ARIF HABIB Limited (AHL), a brokerage company based in Karachi, noted that the significant drop in inflation was the main catalyst for rate cuts. In January, inflation fell to 2.4% – the lowest level in 111 months – while February should see it decrease to 2.2%.
“Given the sharp drop in inflation and stable reserves, a drop in rate of 50 bp seems to be a logical step in the next political meeting,” said the report.
However, with the basic inflation which remains high, the current account showing a deficit and the market yields increasing, the SBP is likely to adopt a more cautious approach in the future. The end of the rate cutting cycle can be closer than expected, he added.
“The SBP faces a delicate balance on March 10, weighing the need for growth against the imperative to maintain macroeconomic stability.”
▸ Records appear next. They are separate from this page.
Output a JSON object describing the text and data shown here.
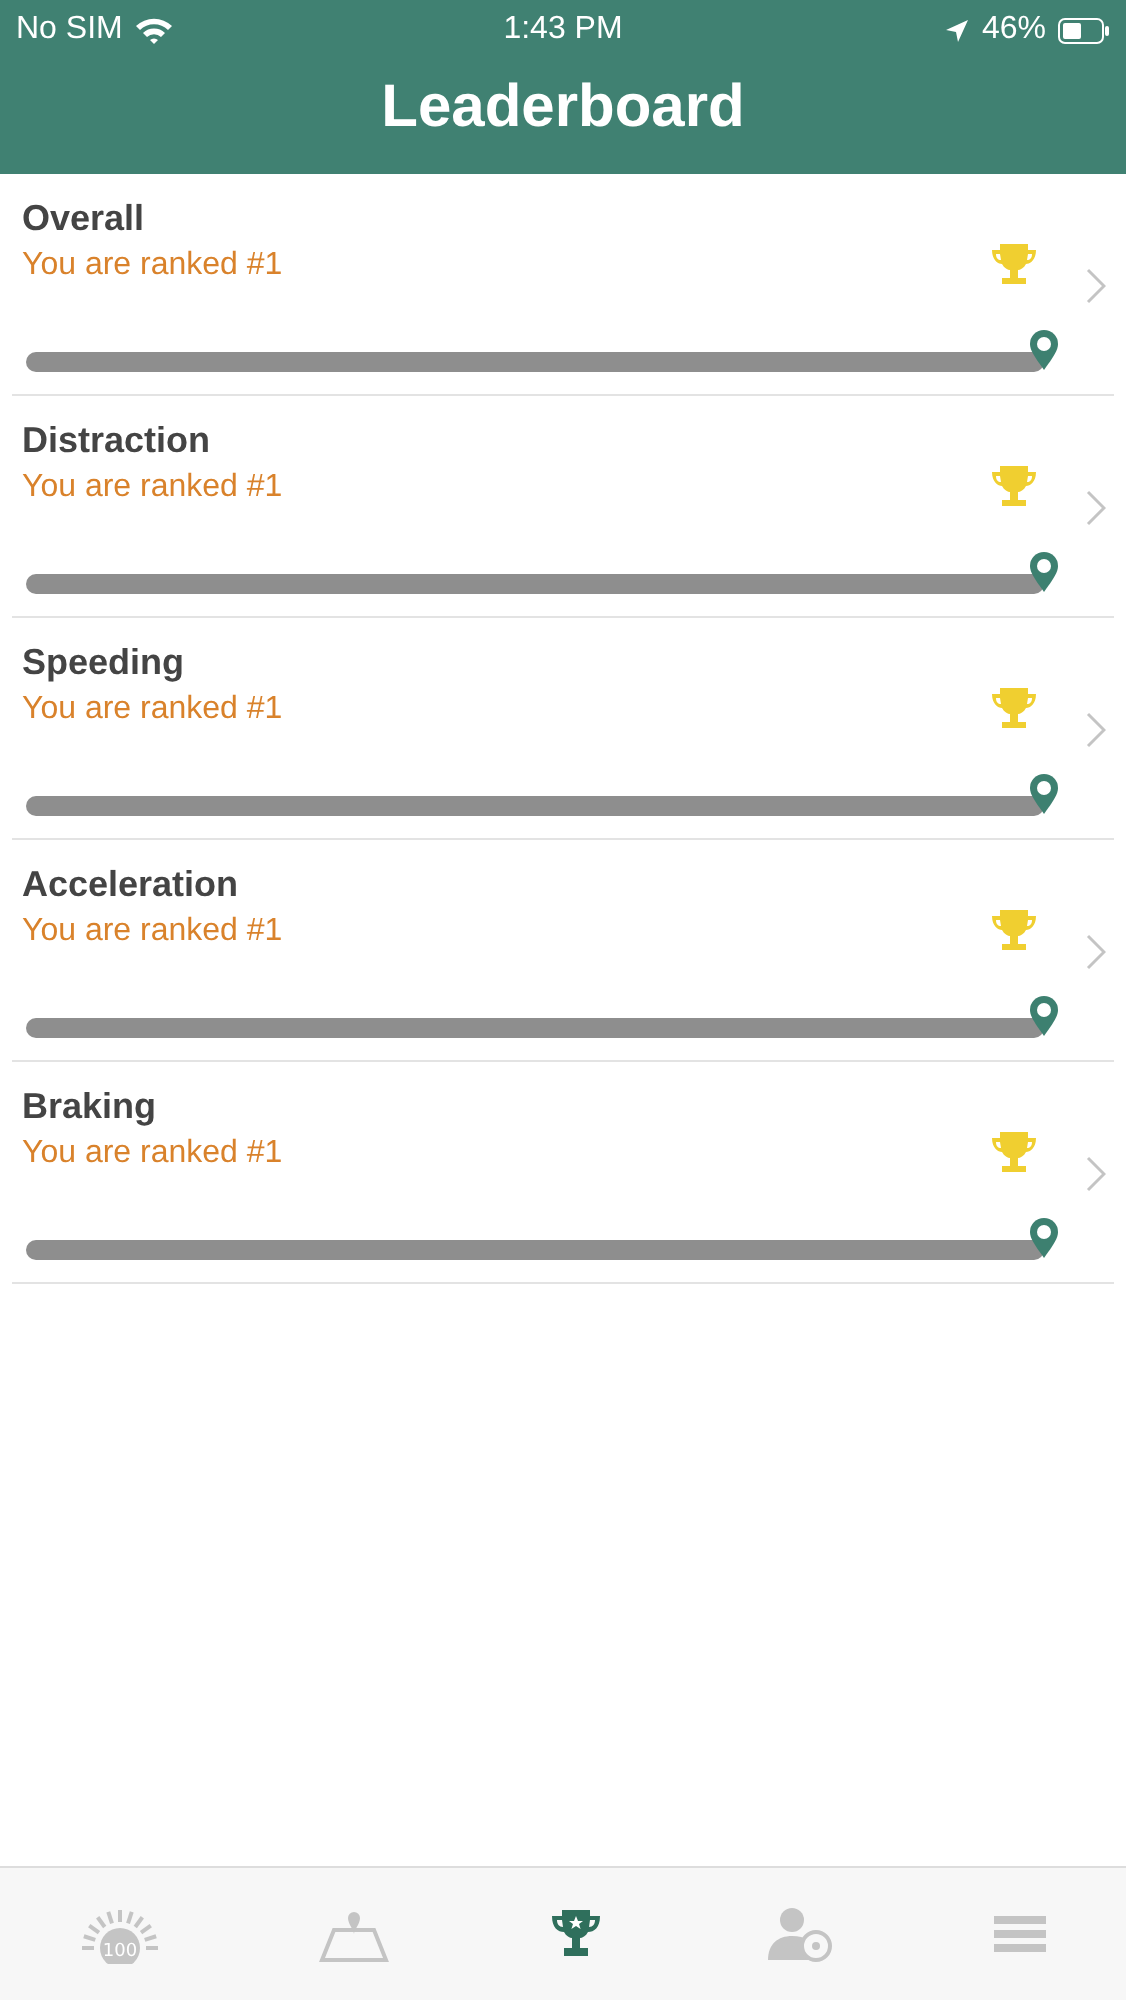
{
  "status_bar": {
    "carrier": "No SIM",
    "time": "1:43 PM",
    "battery": "46%"
  },
  "header": {
    "title": "Leaderboard"
  },
  "rows": [
    {
      "title": "Overall",
      "subtitle": "You are ranked #1",
      "level": 1
    },
    {
      "title": "Distraction",
      "subtitle": "You are ranked #1",
      "level": 1
    },
    {
      "title": "Speeding",
      "subtitle": "You are ranked #1",
      "level": 1
    },
    {
      "title": "Acceleration",
      "subtitle": "You are ranked #1",
      "level": 1
    },
    {
      "title": "Braking",
      "subtitle": "You are ranked #1",
      "level": 1
    }
  ],
  "tab_bar": [
    {
      "kind": "score",
      "badge": "100",
      "selected": false
    },
    {
      "kind": "map",
      "selected": false
    },
    {
      "kind": "trophy",
      "selected": true
    },
    {
      "kind": "driver",
      "selected": false
    },
    {
      "kind": "menu",
      "selected": false
    }
  ]
}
Another brokerage house, Topline Securities, said that the central bank still has room for a new drop in rate of approximately 100 basic points due to a real interest rate of 300 to 400 pb at the current rate of 12%. However, he plans that the SBP MPC will probably maintain the status quo at the next meeting for several reasons.
Higher import figures for the last two months (on average 5.2 billion dollars in December and January) and a depreciation of 1.6% of the roupie since November 2024 on the sidewalk market can encourage the SBP to suspend other interest rate reductions to carefully assess the impact of previous adjustments, he said.
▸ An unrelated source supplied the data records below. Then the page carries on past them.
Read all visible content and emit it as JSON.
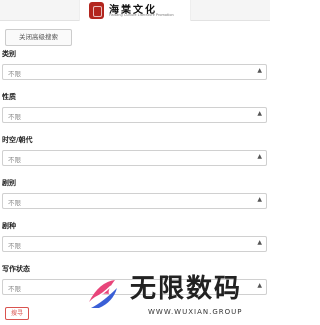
{
  "header": {
    "logo_title": "海棠文化",
    "logo_subtitle": "Haitang Culture Literature Promotion"
  },
  "close_advanced_label": "关闭高级搜索",
  "fields": [
    {
      "label": "类别",
      "value": "不限"
    },
    {
      "label": "性质",
      "value": "不限"
    },
    {
      "label": "时空/朝代",
      "value": "不限"
    },
    {
      "label": "剧别",
      "value": "不限"
    },
    {
      "label": "剧种",
      "value": "不限"
    },
    {
      "label": "写作状态",
      "value": "不限"
    }
  ],
  "search_button_label": "搜寻",
  "watermark": {
    "text": "无限数码",
    "url": "WWW.WUXIAN.GROUP"
  },
  "colors": {
    "logo_seal": "#b3261e",
    "search_border": "#d9534f",
    "watermark_pink": "#e8457a",
    "watermark_blue": "#3a5fd6"
  }
}
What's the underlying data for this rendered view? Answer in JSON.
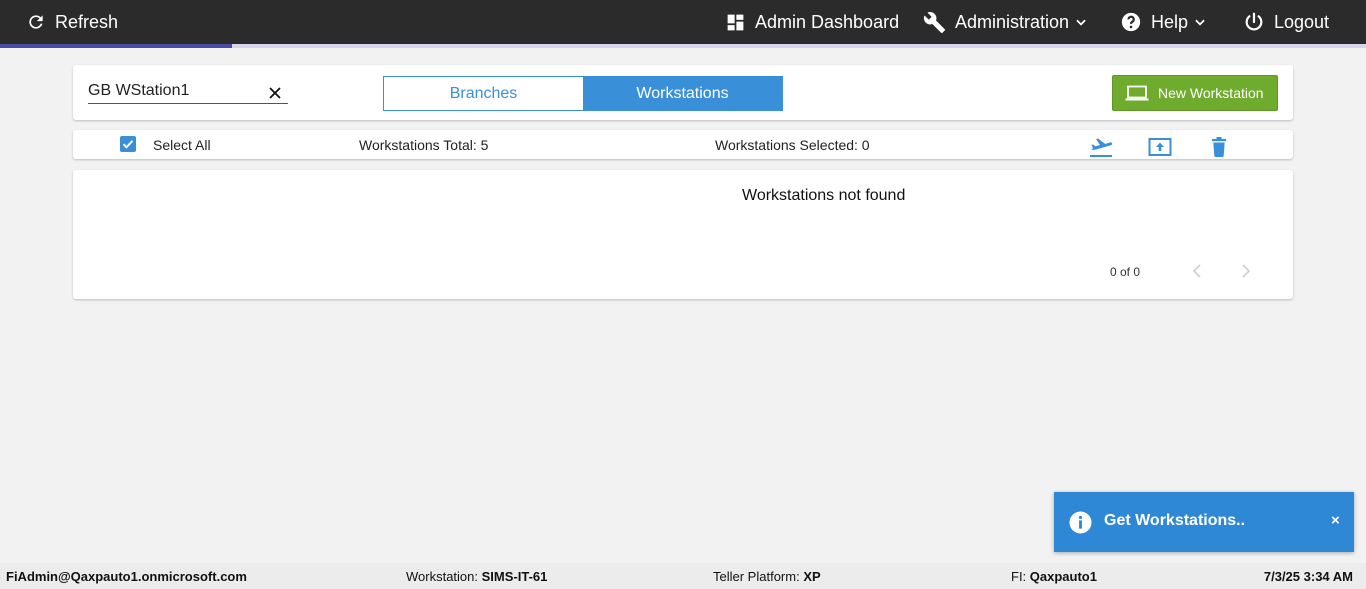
{
  "header": {
    "refresh_label": "Refresh",
    "admin_dashboard_label": "Admin Dashboard",
    "administration_label": "Administration",
    "help_label": "Help",
    "logout_label": "Logout",
    "loading_progress_fraction": 0.17
  },
  "filter": {
    "search_value": "GB WStation1",
    "tabs": [
      {
        "label": "Branches",
        "active": false
      },
      {
        "label": "Workstations",
        "active": true
      }
    ],
    "new_button_label": "New Workstation"
  },
  "toolbar": {
    "select_all_label": "Select All",
    "select_all_checked": true,
    "total_label": "Workstations Total: 5",
    "selected_label": "Workstations Selected: 0",
    "icons": [
      "flight-takeoff-icon",
      "upload-icon",
      "trash-icon"
    ]
  },
  "results": {
    "empty_message": "Workstations not found",
    "pagination_text": "0 of 0"
  },
  "toast": {
    "message": "Get Workstations..",
    "close_label": "×"
  },
  "status": {
    "user": "FiAdmin@Qaxpauto1.onmicrosoft.com",
    "workstation_label": "Workstation:",
    "workstation_value": "SIMS-IT-61",
    "platform_label": "Teller Platform:",
    "platform_value": "XP",
    "fi_label": "FI:",
    "fi_value": "Qaxpauto1",
    "datetime": "7/3/25 3:34 AM"
  },
  "colors": {
    "accent": "#3a8fd9",
    "topbar": "#2b2b2b",
    "new_button": "#6fab2c",
    "toast": "#2f88d6"
  }
}
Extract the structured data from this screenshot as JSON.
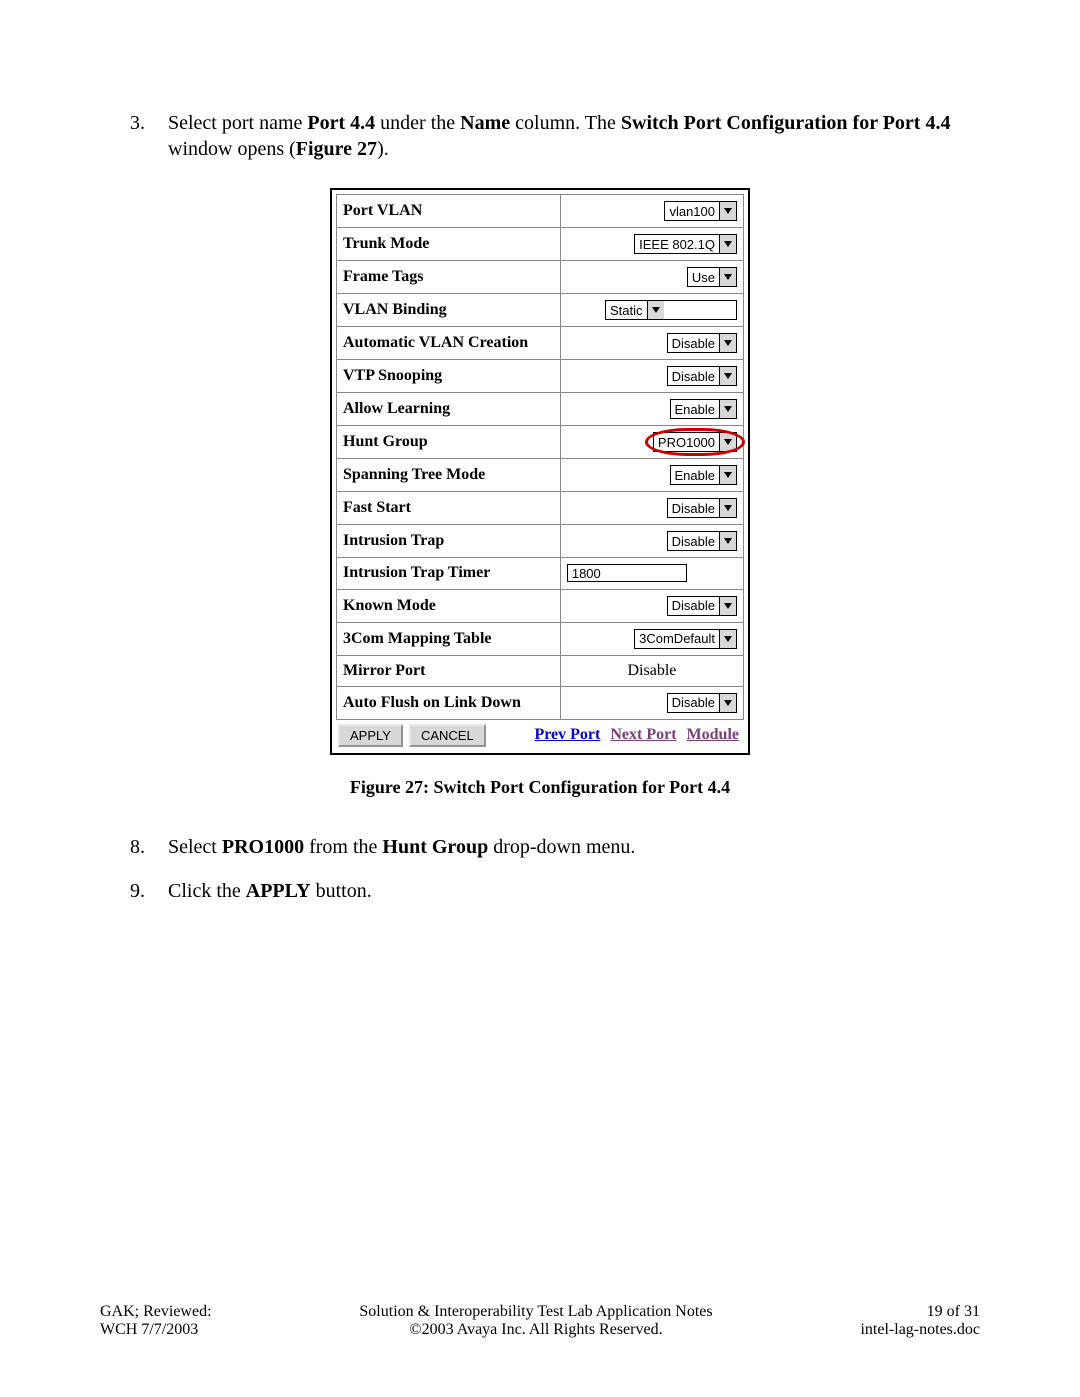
{
  "step3": {
    "num": "3.",
    "text_a": "Select port name ",
    "bold_a": "Port 4.4",
    "text_b": " under the ",
    "bold_b": "Name",
    "text_c": " column.  The ",
    "bold_c": "Switch Port Configuration for Port 4.4",
    "text_d": " window opens (",
    "bold_d": "Figure 27",
    "text_e": ")."
  },
  "config": {
    "rows": [
      {
        "label": "Port VLAN",
        "type": "dd",
        "value": "vlan100",
        "name": "port-vlan-select"
      },
      {
        "label": "Trunk Mode",
        "type": "dd",
        "value": "IEEE 802.1Q",
        "name": "trunk-mode-select"
      },
      {
        "label": "Frame Tags",
        "type": "dd",
        "value": "Use",
        "name": "frame-tags-select"
      },
      {
        "label": "VLAN Binding",
        "type": "dd",
        "value": "Static",
        "name": "vlan-binding-select",
        "wide": true
      },
      {
        "label": "Automatic VLAN Creation",
        "type": "dd",
        "value": "Disable",
        "name": "auto-vlan-creation-select"
      },
      {
        "label": "VTP Snooping",
        "type": "dd",
        "value": "Disable",
        "name": "vtp-snooping-select"
      },
      {
        "label": "Allow Learning",
        "type": "dd",
        "value": "Enable",
        "name": "allow-learning-select"
      },
      {
        "label": "Hunt Group",
        "type": "dd",
        "value": "PRO1000",
        "name": "hunt-group-select",
        "highlight": true
      },
      {
        "label": "Spanning Tree Mode",
        "type": "dd",
        "value": "Enable",
        "name": "spanning-tree-mode-select"
      },
      {
        "label": "Fast Start",
        "type": "dd",
        "value": "Disable",
        "name": "fast-start-select"
      },
      {
        "label": "Intrusion Trap",
        "type": "dd",
        "value": "Disable",
        "name": "intrusion-trap-select"
      },
      {
        "label": "Intrusion Trap Timer",
        "type": "text",
        "value": "1800",
        "name": "intrusion-trap-timer-input"
      },
      {
        "label": "Known Mode",
        "type": "dd",
        "value": "Disable",
        "name": "known-mode-select"
      },
      {
        "label": "3Com Mapping Table",
        "type": "dd",
        "value": "3ComDefault",
        "name": "three-com-mapping-select"
      },
      {
        "label": "Mirror Port",
        "type": "static",
        "value": "Disable",
        "name": "mirror-port-value"
      },
      {
        "label": "Auto Flush on Link Down",
        "type": "dd",
        "value": "Disable",
        "name": "auto-flush-select"
      }
    ],
    "buttons": {
      "apply": "APPLY",
      "cancel": "CANCEL"
    },
    "nav": {
      "prev": "Prev Port",
      "next": "Next Port",
      "module": "Module",
      "prev_color": "#0000cc",
      "next_color": "#7a3f7a",
      "module_color": "#7a3f7a"
    }
  },
  "figcaption": "Figure 27: Switch Port Configuration for Port 4.4",
  "step8": {
    "num": "8.",
    "text_a": "Select ",
    "bold_a": "PRO1000",
    "text_b": " from the ",
    "bold_b": "Hunt Group",
    "text_c": " drop-down menu."
  },
  "step9": {
    "num": "9.",
    "text_a": "Click the ",
    "bold_a": "APPLY",
    "text_b": " button."
  },
  "footer": {
    "left1": "GAK; Reviewed:",
    "left2": "WCH 7/7/2003",
    "center1": "Solution & Interoperability Test Lab Application Notes",
    "center2": "©2003 Avaya Inc. All Rights Reserved.",
    "right1": "19 of 31",
    "right2": "intel-lag-notes.doc"
  }
}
In January, the actual effective effective exchange rate reached 104.05, which suggests that the local currency can be overvalued compared to other commercial and regional peers, he noted.
In a survey by topline titles, market players have expressed various opinions: 38% believe that rates will remain unchanged, while 62% anticipate a rate of at least 50 BPS. AHL’s survey indicated a clear majority promoting a drop in rate, 74% expecting the SBP to facilitate monetary policy.
Among them, 36.8% expect a reduction of 100 SBPS, 21.1% predict a substantial reduction of more than 150 SBPS, 10.5% provide for a drop of 50 SBPS and 5.3% anticipate a reduction of 75 SBPS. Meanwhile, 26.3% believe that the policy rate will remain the same at 12%.